Make sure to take note of the output connector, as well as its suitability to charge your device directly or by connecting to a separate battery pack if you’re buying a solar panel and battery separately. Here are your options: DC output with voltage control, USB (micro, mini, or standard), or a connector that has a selection of adapter tips.
What if you have no idea how to locate your gadget’s voltage input rating? You can find it either by going over the owner’s manual, specifically under technical specifications, or by looking for the “DC output” on the wall charger that comes with your device. It’s important to ensure that your handy battery pack delivers practically the same voltage.
Below are examples of some electronic gadgets’ input voltage and battery capacity. Don’t forget that the capacity of internal battery is different depending on make and model.
|Personal Electronics||Internal Battery Capacity||Voltage Input Rating|
|Cell phones||850 mAh||3.7 V|
|Smartphones (given power input uses brand-specific tip)||1000 – 1700 mAh||3.7 V|
|Smartphones (given it uses USB power input)||1700 – 2100 mAh||5 V|
|Netbooks, laptops (using DC power input)||3500 – 6600 mAh||8.5 -19.5 V|
|E readers / tablets (with USB power input)||1250 – 4400 mAh||5 V|
|MP3 player||600 – 1000 mAh||3.7 V|
|GPS with rechargeable|
|2000 – 2400 mAh||3.7 – 7.4V|
Some Helpful Considerations
Are you still undecided? Here are some expert Hiking Stud tips to help you:
Duration of Your Trip – If you’re going away on a weekend trip, a battery pack should be sufficient. Nevertheless, it ends up as an added weight to your gear once you’ve used it up. You’ll probably do well with a solar charger or a different type of power generator for off-the-grid trips that last a week or more.

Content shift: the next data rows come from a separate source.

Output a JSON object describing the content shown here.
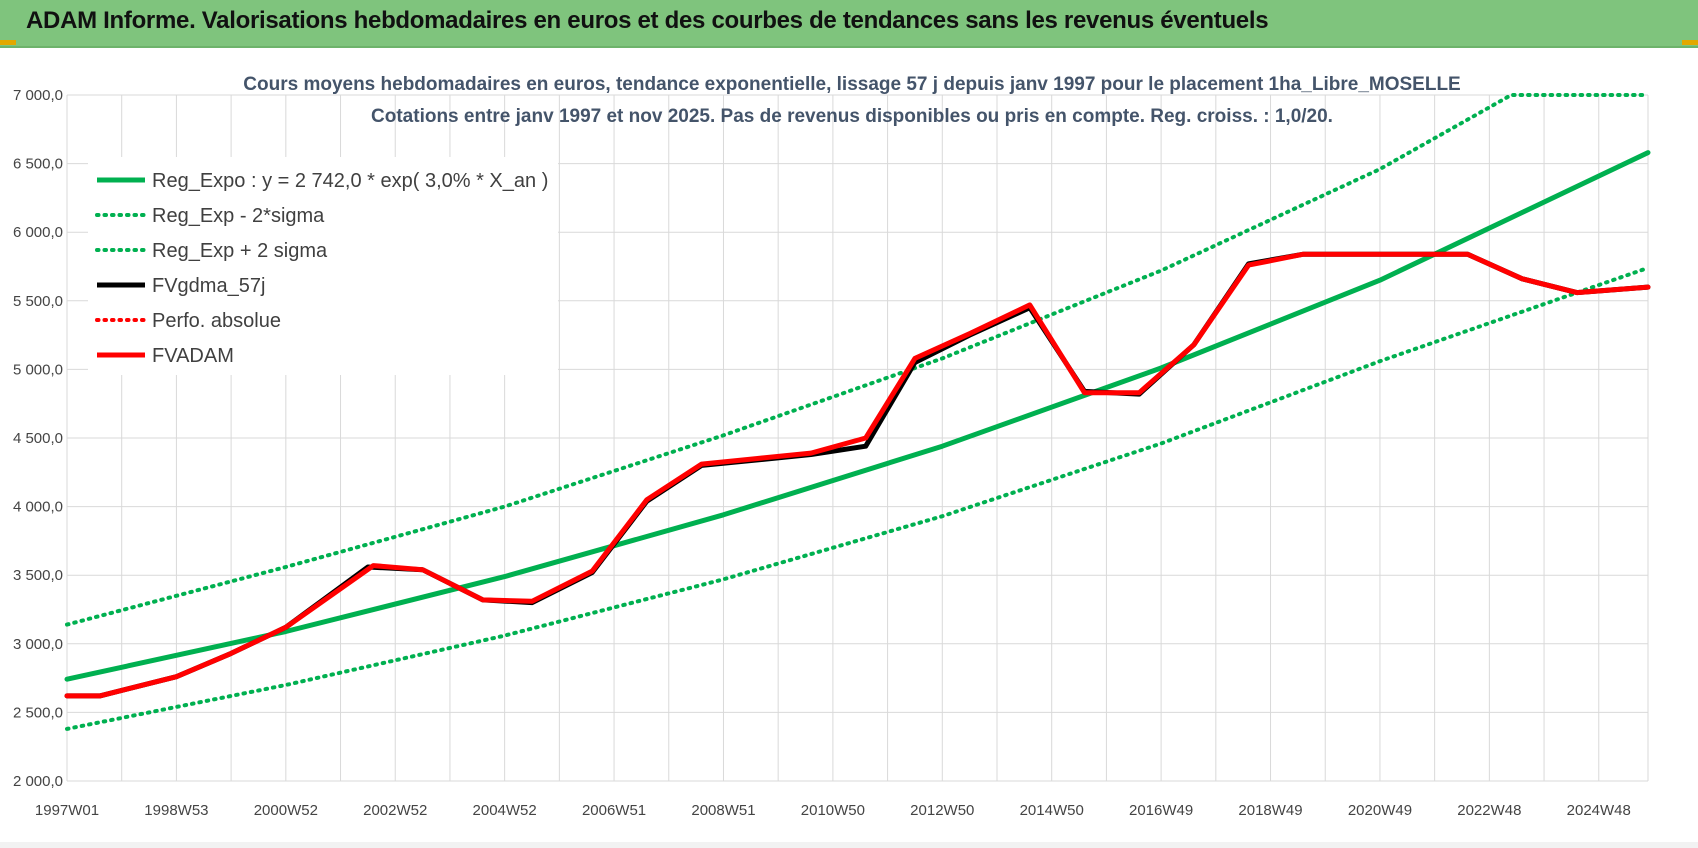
{
  "header": {
    "title": "ADAM Informe. Valorisations hebdomadaires en euros et des courbes de tendances sans les revenus éventuels",
    "background": "#7fc47d"
  },
  "chart_data": {
    "type": "line",
    "title_line1": "Cours moyens hebdomadaires en euros, tendance exponentielle, lissage 57 j depuis janv 1997  pour le  placement 1ha_Libre_MOSELLE",
    "title_line2": "Cotations entre janv 1997 et nov 2025. Pas de revenus disponibles ou pris en compte. Reg. croiss. : 1,0/20.",
    "xlabel": "",
    "ylabel": "",
    "x_range": [
      1997.0,
      2025.9
    ],
    "ylim": [
      2000,
      7000
    ],
    "y_ticks": [
      2000,
      2500,
      3000,
      3500,
      4000,
      4500,
      5000,
      5500,
      6000,
      6500,
      7000
    ],
    "y_tick_labels": [
      "2 000,0",
      "2 500,0",
      "3 000,0",
      "3 500,0",
      "4 000,0",
      "4 500,0",
      "5 000,0",
      "5 500,0",
      "6 000,0",
      "6 500,0",
      "7 000,0"
    ],
    "x_tick_positions": [
      1997.0,
      1999.0,
      2001.0,
      2003.0,
      2005.0,
      2007.0,
      2009.0,
      2011.0,
      2013.0,
      2015.0,
      2017.0,
      2019.0,
      2021.0,
      2023.0,
      2025.0
    ],
    "x_tick_labels": [
      "1997W01",
      "1998W53",
      "2000W52",
      "2002W52",
      "2004W52",
      "2006W51",
      "2008W51",
      "2010W50",
      "2012W50",
      "2014W50",
      "2016W49",
      "2018W49",
      "2020W49",
      "2022W48",
      "2024W48"
    ],
    "grid": true,
    "legend_position": "top-left",
    "series": [
      {
        "name": "Reg_Expo : y = 2 742,0 * exp( 3,0% *  X_an )",
        "style": "solid",
        "color": "#00b050",
        "x": [
          1997.0,
          2001.0,
          2005.0,
          2009.0,
          2013.0,
          2017.0,
          2021.0,
          2025.9
        ],
        "values": [
          2742,
          3090,
          3490,
          3940,
          4440,
          5010,
          5650,
          6580
        ]
      },
      {
        "name": "Reg_Exp - 2*sigma",
        "style": "dotted",
        "color": "#00b050",
        "x": [
          1997.0,
          2001.0,
          2005.0,
          2009.0,
          2013.0,
          2017.0,
          2021.0,
          2025.9
        ],
        "values": [
          2380,
          2700,
          3060,
          3470,
          3930,
          4460,
          5060,
          5740
        ]
      },
      {
        "name": "Reg_Exp + 2 sigma",
        "style": "dotted",
        "color": "#00b050",
        "x": [
          1997.0,
          2001.0,
          2005.0,
          2009.0,
          2013.0,
          2017.0,
          2021.0,
          2023.4,
          2025.9
        ],
        "values": [
          3140,
          3560,
          4000,
          4520,
          5080,
          5720,
          6460,
          7000,
          7000
        ]
      },
      {
        "name": "FVgdma_57j",
        "style": "solid",
        "color": "#000000",
        "x": [
          1997.0,
          1997.6,
          1999.0,
          2000.0,
          2001.0,
          2002.5,
          2003.5,
          2004.6,
          2005.5,
          2006.6,
          2007.6,
          2008.6,
          2009.6,
          2010.6,
          2011.6,
          2012.5,
          2013.5,
          2014.6,
          2015.6,
          2016.6,
          2017.6,
          2018.6,
          2019.6,
          2020.6,
          2022.6,
          2023.6,
          2024.6,
          2025.9
        ],
        "values": [
          2620,
          2620,
          2760,
          2930,
          3120,
          3560,
          3540,
          3320,
          3300,
          3520,
          4040,
          4300,
          4340,
          4380,
          4440,
          5050,
          5250,
          5450,
          4840,
          4820,
          5180,
          5770,
          5840,
          5840,
          5840,
          5660,
          5560,
          5600
        ]
      },
      {
        "name": "Perfo. absolue",
        "style": "dotted",
        "color": "#ff0000",
        "x": [],
        "values": []
      },
      {
        "name": "FVADAM",
        "style": "solid",
        "color": "#ff0000",
        "x": [
          1997.0,
          1997.6,
          1999.0,
          2000.0,
          2001.0,
          2002.6,
          2003.5,
          2004.6,
          2005.5,
          2006.6,
          2007.6,
          2008.6,
          2009.6,
          2010.6,
          2011.6,
          2012.5,
          2013.5,
          2014.6,
          2015.6,
          2016.6,
          2017.6,
          2018.6,
          2019.6,
          2020.6,
          2022.6,
          2023.6,
          2024.6,
          2025.9
        ],
        "values": [
          2620,
          2620,
          2760,
          2930,
          3120,
          3570,
          3540,
          3320,
          3310,
          3530,
          4050,
          4310,
          4350,
          4390,
          4500,
          5080,
          5260,
          5470,
          4830,
          4830,
          5180,
          5760,
          5840,
          5840,
          5840,
          5660,
          5560,
          5600
        ]
      }
    ]
  }
}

TIP: Before you leave for your trip, make sure you’ve charged your devices and power packs fully. Don’t assume that they still hold optimum charge just because you charged them fully a few days earlier.
Travel Mode – The key to getting the most out of your solar charger is to expose it to direct sunlight for prolonged periods. If you’re one to enjoy sea kayaking or cycle touring, you can complete solar charging while on the move. If you’re going on a backpacking trip in open country, you can still charge the solar panel provided its orientation is always facing the sun. On the other hand, there is no point attaching a solar charger to your backpack if you’re hiking under the thick canopy of a deep forest.
Battery Type – For devices that run on AA batteries, make sure to use a solar charger that can power up an extra set of batteries while you’re using another set in the device. This will allow you to rotate two sets of batteries rather than bringing spares everywhere you go.
TIP: Don’t make the mistake of draining a device’s battery before charging it again.
Size and Weight – Remember that chargers can be heavy and eat up much space. Consider if it’s worth carrying unlimited power supply with you or if you one round of emergency charge is enough. A bigger and heavier power pack is capable of providing multiple charges, but it is cumbersome. Moreover, consider whether the built-in attachment points of the solar chargers can be tied down or fastened down so they will not disappear when a strong gust of wind blows.
It’s worth noting that battery packs only offer supplemental charging, not a guarantee. Don’t make the mistake of assuming that a battery pack will give you a fully charged device.
The life of rechargeable batteries is usually measured using discharge and recharge cycles. This is information is not usually shared by manufacturers. Hence, it’s safest to imagine that a battery pack has a minimum lifespan of 500 cycles and a maximum of 1,000 cycles, which is the most common.